Over the GZG timeline I think countries influence will wax and wane.
It will be interesting to see if the political boundaries in Africa get
redrawn along tribal /cultural lines rather than the arbitary lines that
colonial powers drew on the map. I don't see Africa having the ability to
develop into anything like the PAU until there is some stability within the
building blocks and that won't happen when hostile tribes are forced together
under a common administration.
The UK is interesting, it lost most of it's sources of raw materials and it's
economic base of manufacturing was wrecked by its trade union
movement so now it struggles to work out what it's economy will make /
do. Going into the EU looks like a bad move for the Brits, they propped up
French famers for years under the common agricultural policy and ended up
paying a lot higher prices for comodities than they needed.

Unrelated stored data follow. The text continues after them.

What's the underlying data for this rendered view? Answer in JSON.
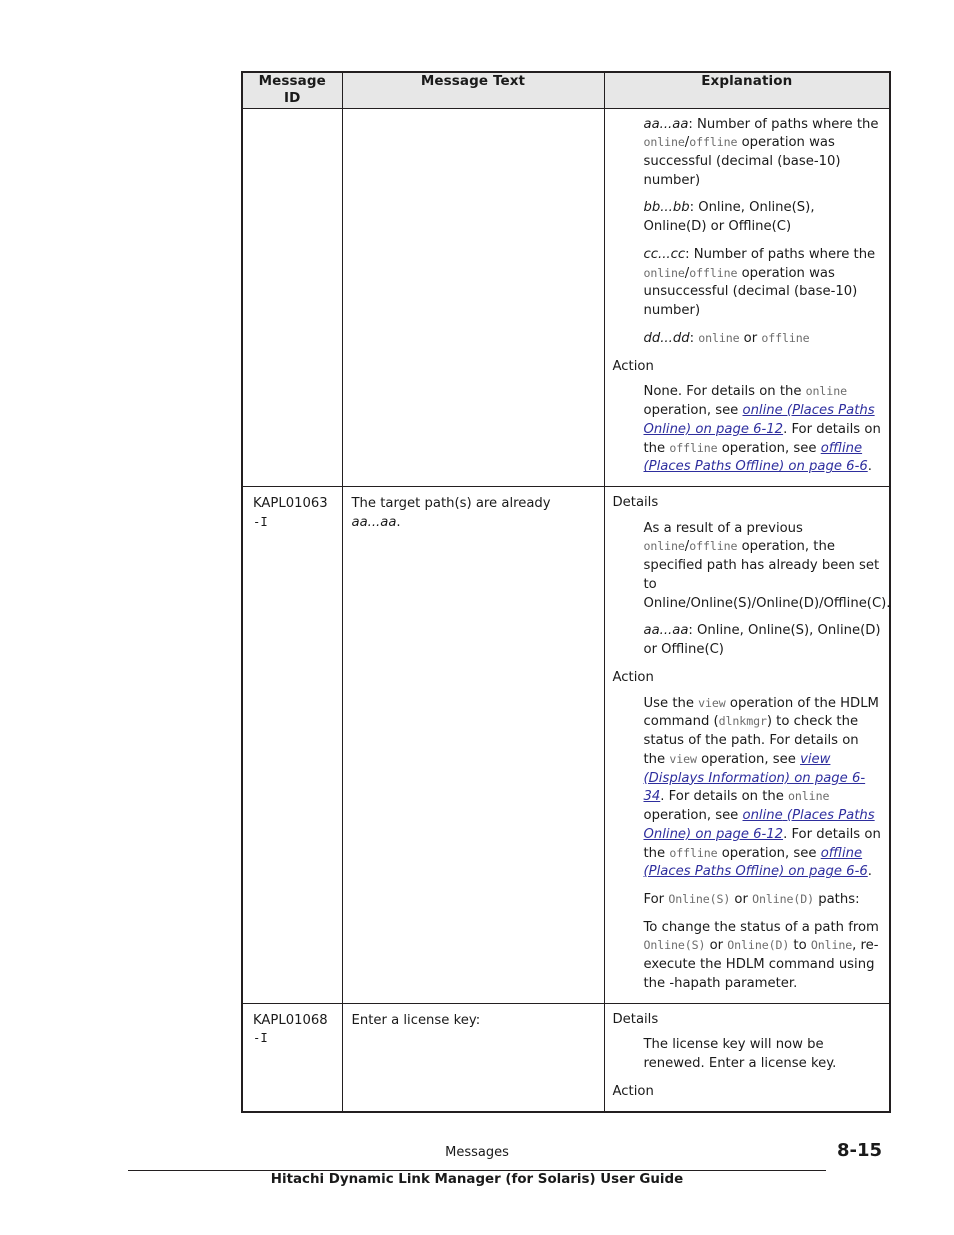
{
  "document": {
    "page_number": "8-15",
    "footer_chapter": "Messages",
    "footer_title": "Hitachi Dynamic Link Manager (for Solaris) User Guide",
    "link_color": "#2e2e9e",
    "header_bg": "#e7e7e7",
    "mono_color": "#6d6d6d"
  },
  "table": {
    "headers": {
      "message_id": "Message ID",
      "message_id_line1": "Message",
      "message_id_line2": "ID",
      "message_text": "Message Text",
      "explanation": "Explanation"
    },
    "rows": [
      {
        "id_main": "",
        "id_suffix": "",
        "message_text": "",
        "explanation": {
          "p1_var": "aa...aa",
          "p1_a": ": Number of paths where the ",
          "p1_mono1": "online",
          "p1_slash": "/",
          "p1_mono2": "offline",
          "p1_b": " operation was successful (decimal (base-10) number)",
          "p2_var": "bb...bb",
          "p2_text": ": Online, Online(S), Online(D) or Offline(C)",
          "p3_var": "cc...cc",
          "p3_a": ": Number of paths where the ",
          "p3_mono1": "online",
          "p3_slash": "/",
          "p3_mono2": "offline",
          "p3_b": " operation was unsuccessful (decimal (base-10) number)",
          "p4_var": "dd...dd",
          "p4_colon": ": ",
          "p4_mono1": "online",
          "p4_or": " or ",
          "p4_mono2": "offline",
          "action_head": "Action",
          "act_a": "None. For details on the ",
          "act_mono1": "online",
          "act_b": " operation, see ",
          "act_link1": "online (Places Paths Online) on page 6-12",
          "act_c": ". For details on the ",
          "act_mono2": "offline",
          "act_d": " operation, see ",
          "act_link2": "offline (Places Paths Offline) on page 6-6",
          "act_e": "."
        }
      },
      {
        "id_main": "KAPL01063",
        "id_suffix": "-I",
        "msg_a": "The target path(s) are already ",
        "msg_var": "aa...aa",
        "msg_b": ".",
        "explanation": {
          "details_head": "Details",
          "d_a": "As a result of a previous ",
          "d_mono1": "online",
          "d_slash": "/",
          "d_mono2": "offline",
          "d_b": " operation, the specified path has already been set to Online/Online(S)/Online(D)/Offline(C).",
          "d2_var": "aa...aa",
          "d2_text": ": Online, Online(S), Online(D) or Offline(C)",
          "action_head": "Action",
          "a_a": "Use the ",
          "a_mono1": "view",
          "a_b": " operation of the HDLM command (",
          "a_mono2": "dlnkmgr",
          "a_c": ") to check the status of the path. For details on the ",
          "a_mono3": "view",
          "a_d": " operation, see ",
          "a_link1": "view (Displays Information) on page 6-34",
          "a_e": ". For details on the ",
          "a_mono4": "online",
          "a_f": " operation, see ",
          "a_link2_mono": "online",
          "a_link2_rest": " (Places Paths Online) on page 6-12",
          "a_g": ". For details on the ",
          "a_mono5": "offline",
          "a_h": " operation, see ",
          "a_link3_mono": "offline",
          "a_link3_rest": " (Places Paths Offline) on page 6-6",
          "a_i": ".",
          "f_for": "For ",
          "f_mono1": "Online(S)",
          "f_or": " or ",
          "f_mono2": "Online(D)",
          "f_paths": " paths:",
          "g_a": "To change the status of a path from ",
          "g_mono1": "Online(S)",
          "g_or": " or ",
          "g_mono2": "Online(D)",
          "g_to": " to ",
          "g_mono3": "Online",
          "g_b": ", re-execute the HDLM command using the -hapath parameter."
        }
      },
      {
        "id_main": "KAPL01068",
        "id_suffix": "-I",
        "message_text": "Enter a license key:",
        "explanation": {
          "details_head": "Details",
          "d_text": "The license key will now be renewed. Enter a license key.",
          "action_head": "Action"
        }
      }
    ]
  }
}
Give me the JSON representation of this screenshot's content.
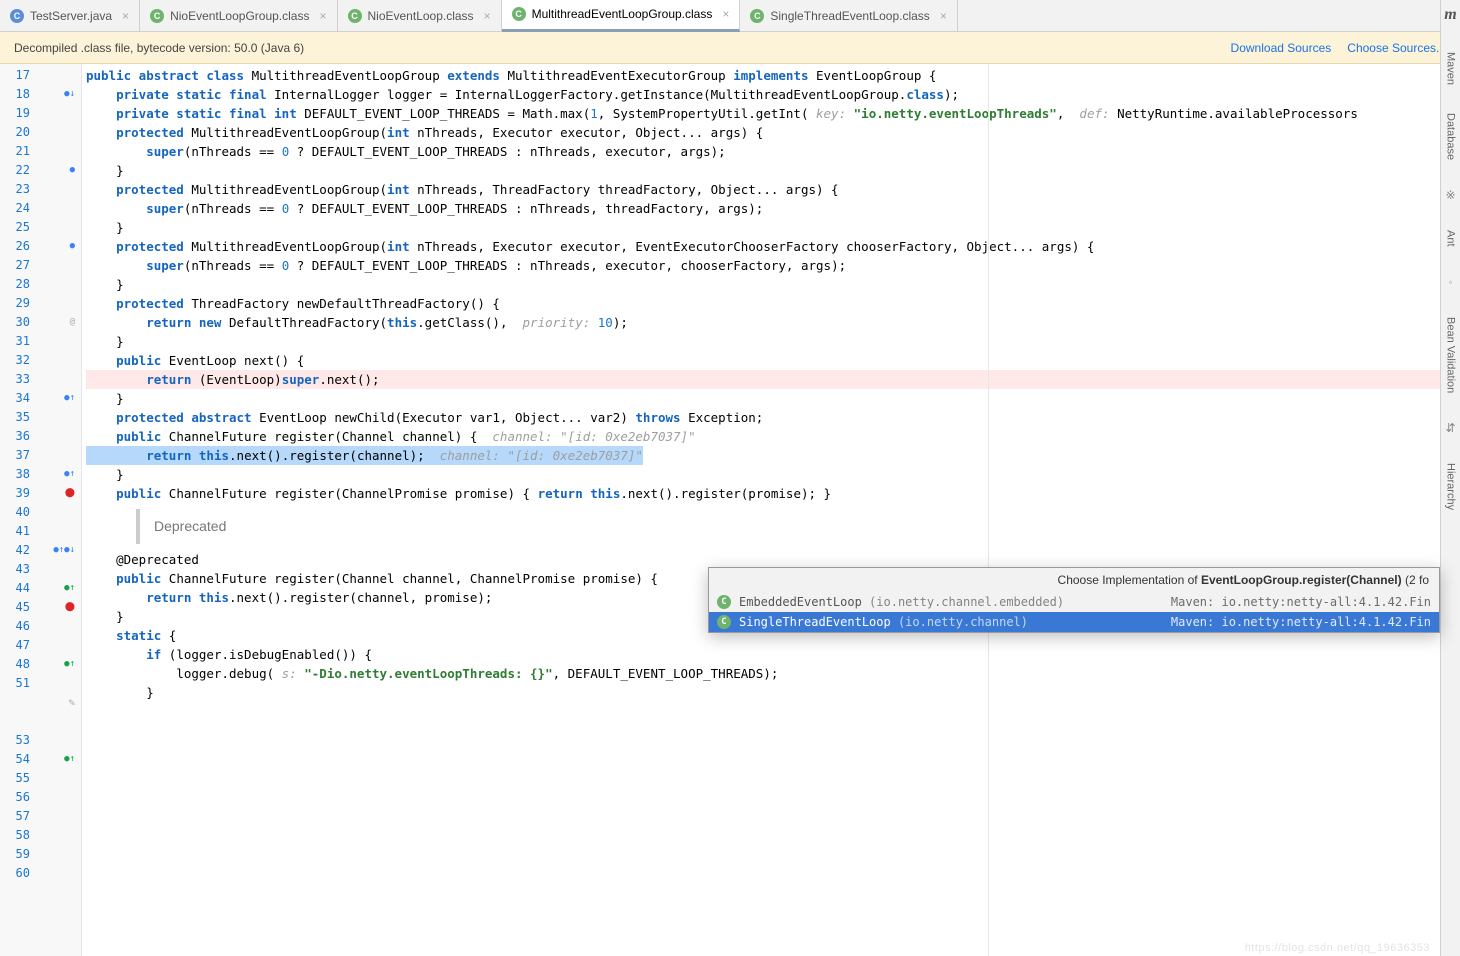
{
  "tabs": [
    {
      "name": "TestServer.java",
      "kind": "java"
    },
    {
      "name": "NioEventLoopGroup.class",
      "kind": "class"
    },
    {
      "name": "NioEventLoop.class",
      "kind": "class"
    },
    {
      "name": "MultithreadEventLoopGroup.class",
      "kind": "class",
      "active": true
    },
    {
      "name": "SingleThreadEventLoop.class",
      "kind": "class"
    }
  ],
  "banner": {
    "message": "Decompiled .class file, bytecode version: 50.0 (Java 6)",
    "link1": "Download Sources",
    "link2": "Choose Sources..."
  },
  "gutter_start": 17,
  "gutter_lines": [
    {
      "n": 17
    },
    {
      "n": 18,
      "marks": [
        "●↓"
      ],
      "cls": "m-blue"
    },
    {
      "n": 19
    },
    {
      "n": 20
    },
    {
      "n": 21
    },
    {
      "n": 22,
      "marks": [
        "●"
      ],
      "cls": "m-blue"
    },
    {
      "n": 23
    },
    {
      "n": 24
    },
    {
      "n": 25
    },
    {
      "n": 26,
      "marks": [
        "●"
      ],
      "cls": "m-blue"
    },
    {
      "n": 27
    },
    {
      "n": 28
    },
    {
      "n": 29
    },
    {
      "n": 30,
      "marks": [
        "@"
      ],
      "cls": ""
    },
    {
      "n": 31
    },
    {
      "n": 32
    },
    {
      "n": 33
    },
    {
      "n": 34,
      "marks": [
        "●↑"
      ],
      "cls": "m-blue"
    },
    {
      "n": 35
    },
    {
      "n": 36
    },
    {
      "n": 37
    },
    {
      "n": 38,
      "marks": [
        "●↑"
      ],
      "cls": "m-blue"
    },
    {
      "n": 39,
      "marks": [
        "⬤"
      ],
      "cls": "m-red"
    },
    {
      "n": 40
    },
    {
      "n": 41
    },
    {
      "n": 42,
      "marks": [
        "●↑",
        "●↓"
      ],
      "cls": "m-blue"
    },
    {
      "n": 43
    },
    {
      "n": 44,
      "marks": [
        "●↑"
      ],
      "cls": "m-green"
    },
    {
      "n": 45,
      "marks": [
        "⬤"
      ],
      "cls": "m-red"
    },
    {
      "n": 46
    },
    {
      "n": 47
    },
    {
      "n": 48,
      "marks": [
        "●↑"
      ],
      "cls": "m-green"
    },
    {
      "n": 51
    },
    {
      "n": "",
      "pencil": true
    },
    {
      "n": ""
    },
    {
      "n": 53
    },
    {
      "n": 54,
      "marks": [
        "●↑"
      ],
      "cls": "m-green"
    },
    {
      "n": 55
    },
    {
      "n": 56
    },
    {
      "n": 57
    },
    {
      "n": 58
    },
    {
      "n": 59
    },
    {
      "n": 60
    }
  ],
  "code": {
    "l18_a": "public abstract class",
    "l18_b": " MultithreadEventLoopGroup ",
    "l18_c": "extends",
    "l18_d": " MultithreadEventExecutorGroup ",
    "l18_e": "implements",
    "l18_f": " EventLoopGroup {",
    "l19_a": "    private static final",
    "l19_b": " InternalLogger logger = InternalLoggerFactory.getInstance(MultithreadEventLoopGroup.",
    "l19_c": "class",
    "l19_d": ");",
    "l20_a": "    private static final int",
    "l20_b": " DEFAULT_EVENT_LOOP_THREADS = Math.max(",
    "l20_c": "1",
    "l20_d": ", SystemPropertyUtil.getInt( ",
    "l20_key": "key: ",
    "l20_str": "\"io.netty.eventLoopThreads\"",
    "l20_e": ",  ",
    "l20_def": "def: ",
    "l20_f": "NettyRuntime.availableProcessors",
    "l22_a": "    protected",
    "l22_b": " MultithreadEventLoopGroup(",
    "l22_c": "int",
    "l22_d": " nThreads, Executor executor, Object... args) {",
    "l23_a": "        super",
    "l23_b": "(nThreads == ",
    "l23_c": "0",
    "l23_d": " ? DEFAULT_EVENT_LOOP_THREADS : nThreads, executor, args);",
    "l24": "    }",
    "l26_a": "    protected",
    "l26_b": " MultithreadEventLoopGroup(",
    "l26_c": "int",
    "l26_d": " nThreads, ThreadFactory threadFactory, Object... args) {",
    "l27_a": "        super",
    "l27_b": "(nThreads == ",
    "l27_c": "0",
    "l27_d": " ? DEFAULT_EVENT_LOOP_THREADS : nThreads, threadFactory, args);",
    "l28": "    }",
    "l30_a": "    protected",
    "l30_b": " MultithreadEventLoopGroup(",
    "l30_c": "int",
    "l30_d": " nThreads, Executor executor, EventExecutorChooserFactory chooserFactory, Object... args) {",
    "l31_a": "        super",
    "l31_b": "(nThreads == ",
    "l31_c": "0",
    "l31_d": " ? DEFAULT_EVENT_LOOP_THREADS : nThreads, executor, chooserFactory, args);",
    "l32": "    }",
    "l34_a": "    protected",
    "l34_b": " ThreadFactory newDefaultThreadFactory() {",
    "l35_a": "        return new",
    "l35_b": " DefaultThreadFactory(",
    "l35_c": "this",
    "l35_d": ".getClass(),  ",
    "l35_pri": "priority: ",
    "l35_e": "10",
    "l35_f": ");",
    "l36": "    }",
    "l38_a": "    public",
    "l38_b": " EventLoop next() {",
    "l39_a": "        return",
    "l39_b": " (EventLoop)",
    "l39_c": "super",
    "l39_d": ".next();",
    "l40": "    }",
    "l42_a": "    protected abstract",
    "l42_b": " EventLoop newChild(Executor var1, Object... var2) ",
    "l42_c": "throws",
    "l42_d": " Exception;",
    "l44_a": "    public",
    "l44_b": " ChannelFuture register(Channel channel) {  ",
    "l44_c": "channel: \"[id: 0xe2eb7037]\"",
    "l45_a": "        return this",
    "l45_b": ".next().register(channel);  ",
    "l45_c": "channel: \"[id: 0xe2eb7037]\"",
    "l46": "    }",
    "l48_a": "    public",
    "l48_b": " ChannelFuture register(ChannelPromise promise) { ",
    "l48_c": "return this",
    "l48_d": ".next().register(promise); }",
    "dep": "Deprecated",
    "l53": "    @Deprecated",
    "l54_a": "    public",
    "l54_b": " ChannelFuture register(Channel channel, ChannelPromise promise) {",
    "l55_a": "        return this",
    "l55_b": ".next().register(channel, promise);",
    "l56": "    }",
    "l58_a": "    static",
    "l58_b": " {",
    "l59_a": "        if",
    "l59_b": " (logger.isDebugEnabled()) {",
    "l60_a": "            logger.debug( ",
    "l60_s": "s: ",
    "l60_str": "\"-Dio.netty.eventLoopThreads: {}\"",
    "l60_b": ", DEFAULT_EVENT_LOOP_THREADS);",
    "l61": "        }"
  },
  "popup": {
    "title_a": "Choose Implementation of ",
    "title_b": "EventLoopGroup.register(Channel)",
    "title_c": " (2 fo",
    "rows": [
      {
        "name": "EmbeddedEventLoop",
        "pkg": "(io.netty.channel.embedded)",
        "loc": "Maven: io.netty:netty-all:4.1.42.Fin"
      },
      {
        "name": "SingleThreadEventLoop",
        "pkg": "(io.netty.channel)",
        "loc": "Maven: io.netty:netty-all:4.1.42.Fin",
        "sel": true
      }
    ]
  },
  "side": [
    "Maven",
    "Database",
    "Ant",
    "Bean Validation",
    "Hierarchy"
  ],
  "watermark": "https://blog.csdn.net/qq_19636353"
}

Ditching the EU and getting back to it's sources of supply from the
Commonweallth might be the best move it could do.
G'day,
> I can see they have some very sharp people who will go far, but as a
When you say 2-4 generations are you assuming 20 years = a generation?
Cheers
> On 17/01/2012 19:49, John Tailby wrote:
Unfortunately, this assumes that the "traditional" sources of supply in the
Commonwealth will still be there and are interested in doing business with the
Poms. Having been abandoned by the UK when it became obsessed with Europe back
in the 1970s, and then in some cases undermined by European exporters dumping
surplus goods elsewhere at unrealistic prices, Commonwealth suppliers had to
look elsewhere for business, and those who survived will have different
preferred markets. Oh, sure, they'd happily sell to the Brits if they have the
capacity, but I'd want to see the numbers before I'd be prepared to say that
it would boost the UK economy that much: a combination of shipping costs and
charging what the customer wiil bear (basic capitalism coupled with a slight
wish to soak the Mother Country for all they can get as revenge
for being discarded previously) could well mean that the British find that the
Commonwealth isn't that much cheaper than Europe, subsidies or no. I don't
insist on this, but I think it possible.
Of course, that depends on the UK leaving Europe in the first place, and
I doubt the likelihood of that. For every "Euro-sceptic", as they're
known here, there's a Europhile; add to that the political trouble there'd be
from the environmentalists regarding the increase in
long-distance shipping and associated increased emissions, and I can't
see anyone having the testicular fortitude, much less the popular support, to
do it. This may change, but it'll take a while, and in that time, the former
sources of supply will move further and further away from the UK.